Davis, 28, was the Brewers’ most valuable remaining trade chip. He blasted 27 home runs while hitting .247/.323/.505 in 440 plate appearances this past season in Milwaukee. Adding to his value, Davis won’t become eligible for arbitration until after the 2016 season and can’t become a free agent until after the 2019 season. In Oakland, Davis will give the Athletics more reliability as Coco Crisp was injured for most of last season and is now 36 years old. Though he doesn’t have much of a career platoon split, Davis split time in left field with the left-handed-hitting Gerardo Parra last season. It’s unclear if the A’s will utilize him in a platoon as well.

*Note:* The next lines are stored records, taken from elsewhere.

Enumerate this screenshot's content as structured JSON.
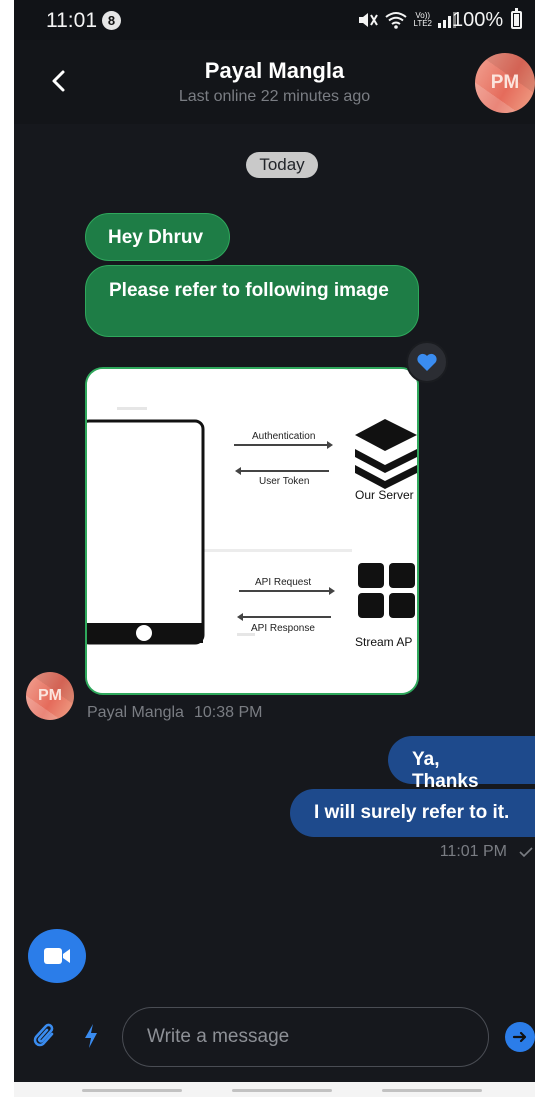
{
  "status_bar": {
    "time": "11:01",
    "notification_count": "8",
    "network_label": "Vo))\nLTE2",
    "battery_percent": "100%"
  },
  "header": {
    "contact_name": "Payal Mangla",
    "last_online": "Last online 22 minutes ago",
    "avatar_initials": "PM"
  },
  "chat": {
    "date_separator": "Today",
    "incoming": [
      {
        "text": "Hey Dhruv"
      },
      {
        "text": "Please refer to following image"
      }
    ],
    "image_attachment": {
      "labels": {
        "auth": "Authentication",
        "token": "User Token",
        "server": "Our Server",
        "api_request": "API Request",
        "api_response": "API Response",
        "stream": "Stream AP"
      }
    },
    "reaction": "heart-icon",
    "incoming_meta": {
      "sender": "Payal Mangla",
      "time": "10:38 PM",
      "avatar_initials": "PM"
    },
    "outgoing": [
      {
        "text": "Ya, Thanks"
      },
      {
        "text": "I will surely refer to it."
      }
    ],
    "outgoing_meta": {
      "time": "11:01 PM"
    }
  },
  "composer": {
    "placeholder": "Write a message",
    "value": ""
  },
  "colors": {
    "background": "#16181d",
    "incoming_bubble": "#1e7d46",
    "outgoing_bubble": "#1e4a8c",
    "accent": "#2b7de9"
  }
}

With Davis out of the picture, Domingo Santana is a leading candidate to start in left field for the Brewers, GM David Stearns said, per Tom Haudricourt of the Milwaukee Journal Sentinel.

Nottingham, 20, started the 2015 season in the Astros’ system but went to the Athletics in the Scott Kazmir deal. He hit an aggregate .316/.372/.505 at Single-A, showing plenty of promise early in his professional career. With catcher Jonathan Lucroy on his way out of Milwaukee, the Brewers are hoping Nottingham can be their next permanent backstop.

Derby, 21, made his professional debut last season after the Athletics drafted him in the sixth round. Across 37 1/3 innings, he yielded seven runs (five earned) on 24 hits and 10 walks with 47 strikeouts. He’s obviously a few years away from the majors, but the Brewers are looking for high upside.